Они остановились у железной ограды ивлевского двора, и Сергей Сергеевич стал упрашивать Глашу зайти к ним:
— По вас, Глаша, очень соскучилась Елена Николаевна. Зайдите хотя бы на минутку!
— Да ведь я тоже очень хочу ее видеть!..
Елена Николаевна, прежде всегда элегантно и просто одевавшаяся, теперь была в помятом бордовом платье. При виде Глаши она сразу же расплакалась.
— Как только кончились бои, пошла в район кожевенных заводов, исходила там все вдоль и поперек. Чуть с ума не сошла. В каждом убитом мне мерещился Алексей… — Елена Николаевна всхлипнула и опустила голову. — А теперь всего больше тоскую об Инне. Мучает предчувствие беды…

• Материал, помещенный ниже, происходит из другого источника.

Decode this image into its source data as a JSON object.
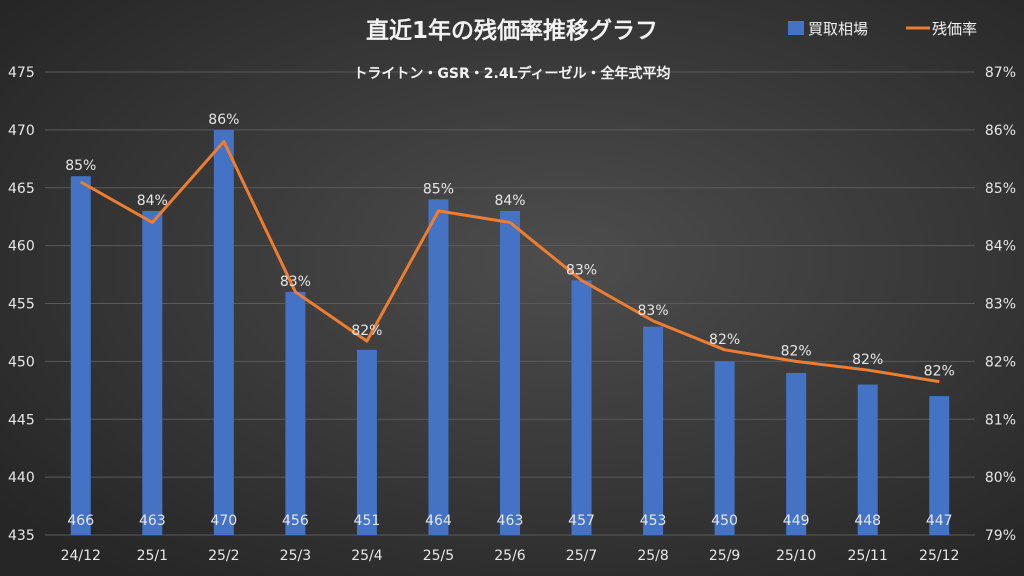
{
  "chart_data": {
    "type": "bar+line",
    "title": "直近1年の残価率推移グラフ",
    "subtitle": "トライトン・GSR・2.4Lディーゼル・全年式平均",
    "categories": [
      "24/12",
      "25/1",
      "25/2",
      "25/3",
      "25/4",
      "25/5",
      "25/6",
      "25/7",
      "25/8",
      "25/9",
      "25/10",
      "25/11",
      "25/12"
    ],
    "series": [
      {
        "name": "買取相場",
        "type": "bar",
        "axis": "left",
        "color": "#4472c4",
        "values": [
          466,
          463,
          470,
          456,
          451,
          464,
          463,
          457,
          453,
          450,
          449,
          448,
          447
        ],
        "labels": [
          "466",
          "463",
          "470",
          "456",
          "451",
          "464",
          "463",
          "457",
          "453",
          "450",
          "449",
          "448",
          "447"
        ]
      },
      {
        "name": "残価率",
        "type": "line",
        "axis": "right",
        "color": "#ed7d31",
        "values": [
          85.1,
          84.4,
          85.8,
          83.2,
          82.35,
          84.6,
          84.4,
          83.4,
          82.7,
          82.2,
          82.0,
          81.85,
          81.65
        ],
        "labels": [
          "85%",
          "84%",
          "86%",
          "83%",
          "82%",
          "85%",
          "84%",
          "83%",
          "83%",
          "82%",
          "82%",
          "82%",
          "82%"
        ]
      }
    ],
    "y_left": {
      "min": 435,
      "max": 475,
      "ticks": [
        "435",
        "440",
        "445",
        "450",
        "455",
        "460",
        "465",
        "470",
        "475"
      ]
    },
    "y_right": {
      "min": 79,
      "max": 87,
      "ticks": [
        "79%",
        "80%",
        "81%",
        "82%",
        "83%",
        "84%",
        "85%",
        "86%",
        "87%"
      ]
    },
    "grid": true,
    "legend": "top-right"
  }
}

— Ну а зачем отпустили ее? — не удержалась от упрека Глаша.
— Она, не спрашиваясь у нас, ушла… Только на другой день, — сказал Сергей Сергеевич, — мы нашли на ее туалетном столике записку: «Я ушла к Алексею!»
— Каждый раз, как подумаю о ней, сердце сжимает такая смертельная тоска… — жаловалась Елена Николаевна. — Каждую ночь вижу Инну во сне… Она из окна нашего дома, охваченного пламенем, протягивает ко мне руки… А я, точно прикованная, стою у калитки и не могу сдвинуться с места…
— Можно мне на минуту зайти в мастерскую Алексея Сергеевича? — попросила Глаша, видя, что утешить Елену Николаевну не стоит и пытаться.
Сергей Сергеевич провел ее в мастерскую и сказал:
— Я вам сейчас принесу альбом Алексея со страницей, адресованной вам, Глаша.
Когда он вышел, Глаша быстро подошла к мольберту и приподняла простыню.
С холста, натянутого на подрамник, глядели ее глаза, синие, мартовские, излучающие счастье. «Удивительно верно он схватил выражение глаз…» — изумилась Глаша.
Она опустила простыню. Сергей Сергеевич принес потрепанный альбом:
— Вот садитесь и полистайте его.
Глаша взяла альбом и, не садясь в кресло, стоя, принялась разглядывать каждый лист.
Карандашные наброски Ивлева запечатлели исхудавших, с побитыми холками кавалерийских коней, офицеров с хмурыми лицами, заросшими колючей щетиной, трупы, валяющиеся под забором, мальчишеские физиономии юнкеров.
— Рисунки, надо сказать, невеселые, — заметил Сергей Сергеевич. — Судя по ним, закубанский поход был не из легких.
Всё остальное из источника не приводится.